Ammonia decomposition on (1 1 10) and (0 0 1) surfaces of ruthenium

Abstract

The decomposition of ammonia on stepped Ru(1 1 10) and flat Ru(0 0 1) surfaces has been investigated by Auger electron spectroscopy, low-energy electron diffraction, thermal-desorption studies and kinetic studies. The reaction takes place at ca. 400 K, and N₂ and H₂ are formed stoichiometrically. At lower temperatures (< 500 K) the reaction proceeds through the combination of N^*(ads), which is equilibrated with H₂ and NH₃ in the gas phase, and the rate of N₂ formation is expressed as follows: r_N2∝ exp (βθ_N*). The reaction takes place via a typical Temkin–Pyzhev mechanism in which an isotope effect for the hydrogen atoms in the ammonia molecule is observed, i.e. the rate of NH₃ decomposition is 1.5 times as fast as that of ND₃. The formation of N^*(ads), which is observed as a peak at 570 K in the thermal-desorption spectra for N₂, takes place preferentially on the stepped sites. Therefore, in the transient state the rate of N₂ formation on the stepped Ru(1 1 10) surface is an order of magnitude faster than that on the flat Ru(0 0 1) surface, although the steady-state reaction rate is twice that on the flat surface. This means that stepped sites on the Ru surface play an important role in breaking the N—H bond.

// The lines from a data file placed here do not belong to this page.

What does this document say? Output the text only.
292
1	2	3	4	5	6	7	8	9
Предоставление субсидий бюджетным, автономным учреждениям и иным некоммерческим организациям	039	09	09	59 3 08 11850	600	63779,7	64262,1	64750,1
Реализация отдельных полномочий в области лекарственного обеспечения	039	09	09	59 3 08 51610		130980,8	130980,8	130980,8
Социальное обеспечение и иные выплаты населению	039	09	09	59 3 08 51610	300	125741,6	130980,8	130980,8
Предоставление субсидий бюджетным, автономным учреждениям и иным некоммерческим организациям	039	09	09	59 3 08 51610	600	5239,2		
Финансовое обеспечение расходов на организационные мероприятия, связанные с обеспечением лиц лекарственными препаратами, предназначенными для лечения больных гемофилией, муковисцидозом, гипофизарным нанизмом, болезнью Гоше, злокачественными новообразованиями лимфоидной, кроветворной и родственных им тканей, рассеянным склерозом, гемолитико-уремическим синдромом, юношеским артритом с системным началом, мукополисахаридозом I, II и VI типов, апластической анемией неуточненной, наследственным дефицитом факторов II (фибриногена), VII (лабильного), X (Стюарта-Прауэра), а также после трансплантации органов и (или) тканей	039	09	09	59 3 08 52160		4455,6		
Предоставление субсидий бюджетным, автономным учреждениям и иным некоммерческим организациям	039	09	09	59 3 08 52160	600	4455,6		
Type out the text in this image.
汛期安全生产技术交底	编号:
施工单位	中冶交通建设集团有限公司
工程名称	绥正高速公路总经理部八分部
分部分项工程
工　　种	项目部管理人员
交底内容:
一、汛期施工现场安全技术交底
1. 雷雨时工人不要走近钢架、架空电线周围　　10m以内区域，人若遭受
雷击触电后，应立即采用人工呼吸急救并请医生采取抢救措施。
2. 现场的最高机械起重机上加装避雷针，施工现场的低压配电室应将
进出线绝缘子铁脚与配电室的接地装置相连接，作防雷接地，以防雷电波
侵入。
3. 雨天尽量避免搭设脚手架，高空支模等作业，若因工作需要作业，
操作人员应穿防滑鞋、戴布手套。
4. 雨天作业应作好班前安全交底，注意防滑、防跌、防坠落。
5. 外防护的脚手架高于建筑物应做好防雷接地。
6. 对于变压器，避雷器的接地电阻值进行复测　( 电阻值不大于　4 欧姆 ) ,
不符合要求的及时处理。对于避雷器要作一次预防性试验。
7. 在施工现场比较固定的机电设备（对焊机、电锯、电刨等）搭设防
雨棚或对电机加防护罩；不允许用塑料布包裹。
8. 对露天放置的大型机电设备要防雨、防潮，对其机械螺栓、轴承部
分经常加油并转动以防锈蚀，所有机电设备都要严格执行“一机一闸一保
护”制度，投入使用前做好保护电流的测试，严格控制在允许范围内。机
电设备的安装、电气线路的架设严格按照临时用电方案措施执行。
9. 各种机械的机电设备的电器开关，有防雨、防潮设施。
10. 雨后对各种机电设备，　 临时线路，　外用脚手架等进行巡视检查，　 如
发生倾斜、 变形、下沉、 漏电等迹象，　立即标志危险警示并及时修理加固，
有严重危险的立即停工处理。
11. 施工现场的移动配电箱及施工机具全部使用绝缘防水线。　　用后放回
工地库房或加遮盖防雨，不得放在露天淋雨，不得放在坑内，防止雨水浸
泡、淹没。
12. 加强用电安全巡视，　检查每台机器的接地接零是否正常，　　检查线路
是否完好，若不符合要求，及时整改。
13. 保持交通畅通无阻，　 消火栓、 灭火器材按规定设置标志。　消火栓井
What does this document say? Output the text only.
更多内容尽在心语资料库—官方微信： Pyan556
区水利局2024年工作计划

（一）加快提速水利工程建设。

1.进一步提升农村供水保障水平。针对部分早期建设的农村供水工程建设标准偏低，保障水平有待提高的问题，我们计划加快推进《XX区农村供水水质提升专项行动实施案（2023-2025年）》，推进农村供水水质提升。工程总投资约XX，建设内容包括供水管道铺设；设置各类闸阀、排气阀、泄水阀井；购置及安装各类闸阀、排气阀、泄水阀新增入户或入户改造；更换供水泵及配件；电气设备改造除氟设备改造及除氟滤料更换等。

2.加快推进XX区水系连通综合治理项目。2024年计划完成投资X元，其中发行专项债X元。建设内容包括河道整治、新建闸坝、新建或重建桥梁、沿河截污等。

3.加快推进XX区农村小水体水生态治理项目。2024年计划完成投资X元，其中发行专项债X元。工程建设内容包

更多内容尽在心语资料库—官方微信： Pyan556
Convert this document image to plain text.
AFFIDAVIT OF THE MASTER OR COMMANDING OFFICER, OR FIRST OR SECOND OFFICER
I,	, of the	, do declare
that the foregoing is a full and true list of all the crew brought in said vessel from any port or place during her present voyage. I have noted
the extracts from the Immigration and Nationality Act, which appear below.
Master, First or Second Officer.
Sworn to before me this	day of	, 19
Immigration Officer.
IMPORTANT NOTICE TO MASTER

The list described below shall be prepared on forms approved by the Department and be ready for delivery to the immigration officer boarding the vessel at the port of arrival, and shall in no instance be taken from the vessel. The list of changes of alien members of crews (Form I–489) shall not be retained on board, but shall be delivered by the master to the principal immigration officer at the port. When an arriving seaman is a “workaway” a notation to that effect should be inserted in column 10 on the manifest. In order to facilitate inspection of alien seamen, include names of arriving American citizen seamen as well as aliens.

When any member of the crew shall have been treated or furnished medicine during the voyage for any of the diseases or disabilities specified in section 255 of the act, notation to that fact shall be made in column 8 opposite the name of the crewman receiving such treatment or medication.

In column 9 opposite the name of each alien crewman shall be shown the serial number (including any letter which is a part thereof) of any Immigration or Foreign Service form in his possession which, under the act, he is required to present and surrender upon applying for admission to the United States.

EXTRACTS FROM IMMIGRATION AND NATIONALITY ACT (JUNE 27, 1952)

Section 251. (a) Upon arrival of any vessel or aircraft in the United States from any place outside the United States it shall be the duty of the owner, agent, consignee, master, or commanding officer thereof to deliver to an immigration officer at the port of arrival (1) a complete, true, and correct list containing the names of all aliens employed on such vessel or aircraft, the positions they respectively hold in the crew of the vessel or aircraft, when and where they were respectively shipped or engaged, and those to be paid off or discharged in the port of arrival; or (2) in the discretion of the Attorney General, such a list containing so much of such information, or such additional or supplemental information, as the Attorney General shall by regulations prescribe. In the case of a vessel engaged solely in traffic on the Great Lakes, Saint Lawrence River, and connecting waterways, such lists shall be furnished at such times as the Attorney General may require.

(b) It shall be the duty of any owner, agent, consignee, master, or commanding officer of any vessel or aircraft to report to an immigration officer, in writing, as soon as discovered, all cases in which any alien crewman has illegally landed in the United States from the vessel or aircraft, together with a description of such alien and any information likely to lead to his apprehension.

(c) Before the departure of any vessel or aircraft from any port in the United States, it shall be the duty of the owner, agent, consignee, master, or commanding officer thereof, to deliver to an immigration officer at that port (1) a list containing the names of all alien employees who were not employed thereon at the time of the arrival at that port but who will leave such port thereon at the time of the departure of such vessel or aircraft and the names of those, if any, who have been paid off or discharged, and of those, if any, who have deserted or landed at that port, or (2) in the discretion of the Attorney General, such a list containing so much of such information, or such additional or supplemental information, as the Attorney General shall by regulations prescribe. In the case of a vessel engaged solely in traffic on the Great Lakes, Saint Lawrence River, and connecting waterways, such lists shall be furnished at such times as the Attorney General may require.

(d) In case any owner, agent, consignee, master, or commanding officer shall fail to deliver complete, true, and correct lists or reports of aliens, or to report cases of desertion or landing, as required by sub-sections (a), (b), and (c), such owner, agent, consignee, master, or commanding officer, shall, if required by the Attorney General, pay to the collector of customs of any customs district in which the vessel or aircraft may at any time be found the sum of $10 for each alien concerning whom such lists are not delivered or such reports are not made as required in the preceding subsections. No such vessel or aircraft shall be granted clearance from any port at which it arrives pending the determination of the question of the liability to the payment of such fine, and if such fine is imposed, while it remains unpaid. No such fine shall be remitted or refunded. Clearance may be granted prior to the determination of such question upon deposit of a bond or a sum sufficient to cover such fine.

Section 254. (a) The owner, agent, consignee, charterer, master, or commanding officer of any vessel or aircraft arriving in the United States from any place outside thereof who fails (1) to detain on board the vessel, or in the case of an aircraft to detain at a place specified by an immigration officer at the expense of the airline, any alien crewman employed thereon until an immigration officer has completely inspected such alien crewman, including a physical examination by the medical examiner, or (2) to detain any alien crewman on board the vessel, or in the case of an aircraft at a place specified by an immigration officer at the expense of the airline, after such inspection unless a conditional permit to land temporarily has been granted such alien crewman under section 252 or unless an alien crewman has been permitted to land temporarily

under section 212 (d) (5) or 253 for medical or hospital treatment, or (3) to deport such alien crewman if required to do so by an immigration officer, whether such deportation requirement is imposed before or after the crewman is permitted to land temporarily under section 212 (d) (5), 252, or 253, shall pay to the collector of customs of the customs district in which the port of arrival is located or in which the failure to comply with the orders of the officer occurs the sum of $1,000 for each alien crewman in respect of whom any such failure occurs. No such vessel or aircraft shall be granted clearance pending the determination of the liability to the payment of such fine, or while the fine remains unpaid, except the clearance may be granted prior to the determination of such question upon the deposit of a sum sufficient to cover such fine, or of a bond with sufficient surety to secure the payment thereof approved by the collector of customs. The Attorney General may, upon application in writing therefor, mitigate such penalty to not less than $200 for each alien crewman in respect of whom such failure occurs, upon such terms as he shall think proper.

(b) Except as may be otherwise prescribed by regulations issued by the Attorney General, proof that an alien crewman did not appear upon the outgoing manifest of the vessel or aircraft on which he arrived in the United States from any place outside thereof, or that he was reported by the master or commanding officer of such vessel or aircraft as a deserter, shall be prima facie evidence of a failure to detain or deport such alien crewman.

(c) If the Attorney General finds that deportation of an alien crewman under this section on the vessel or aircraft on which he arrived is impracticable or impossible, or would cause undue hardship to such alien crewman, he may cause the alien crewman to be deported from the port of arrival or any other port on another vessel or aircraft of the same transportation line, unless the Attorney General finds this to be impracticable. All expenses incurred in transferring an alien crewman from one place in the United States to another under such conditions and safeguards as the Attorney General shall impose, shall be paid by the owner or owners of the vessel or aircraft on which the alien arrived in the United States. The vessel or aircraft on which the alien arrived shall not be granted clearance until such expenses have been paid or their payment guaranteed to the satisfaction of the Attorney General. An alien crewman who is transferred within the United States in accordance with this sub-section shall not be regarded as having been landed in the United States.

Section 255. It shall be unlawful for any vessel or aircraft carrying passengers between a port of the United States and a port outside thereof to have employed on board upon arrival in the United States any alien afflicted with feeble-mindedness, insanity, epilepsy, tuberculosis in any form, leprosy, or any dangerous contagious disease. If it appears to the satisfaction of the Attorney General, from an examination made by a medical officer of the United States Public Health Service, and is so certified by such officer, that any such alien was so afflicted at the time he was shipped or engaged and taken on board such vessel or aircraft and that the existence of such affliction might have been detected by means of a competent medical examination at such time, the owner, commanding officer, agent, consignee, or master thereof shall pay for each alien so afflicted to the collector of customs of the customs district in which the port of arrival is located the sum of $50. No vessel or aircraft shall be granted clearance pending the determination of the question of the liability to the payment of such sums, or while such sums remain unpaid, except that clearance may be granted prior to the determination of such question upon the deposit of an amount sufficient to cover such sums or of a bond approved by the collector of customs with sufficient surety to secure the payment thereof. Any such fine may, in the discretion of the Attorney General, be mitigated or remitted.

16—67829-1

On the other hand, at higher temperatures (> 600 K) the rate of reaction is linearly dependent on ammonia pressure only and independent of hydrogen and nitrogen pressures; the amount of adsorbed hydrogen on the surface was negligible. Since no isotope effect was observed, the reaction is thought to proceed through the recombination of N(ads) on the surface.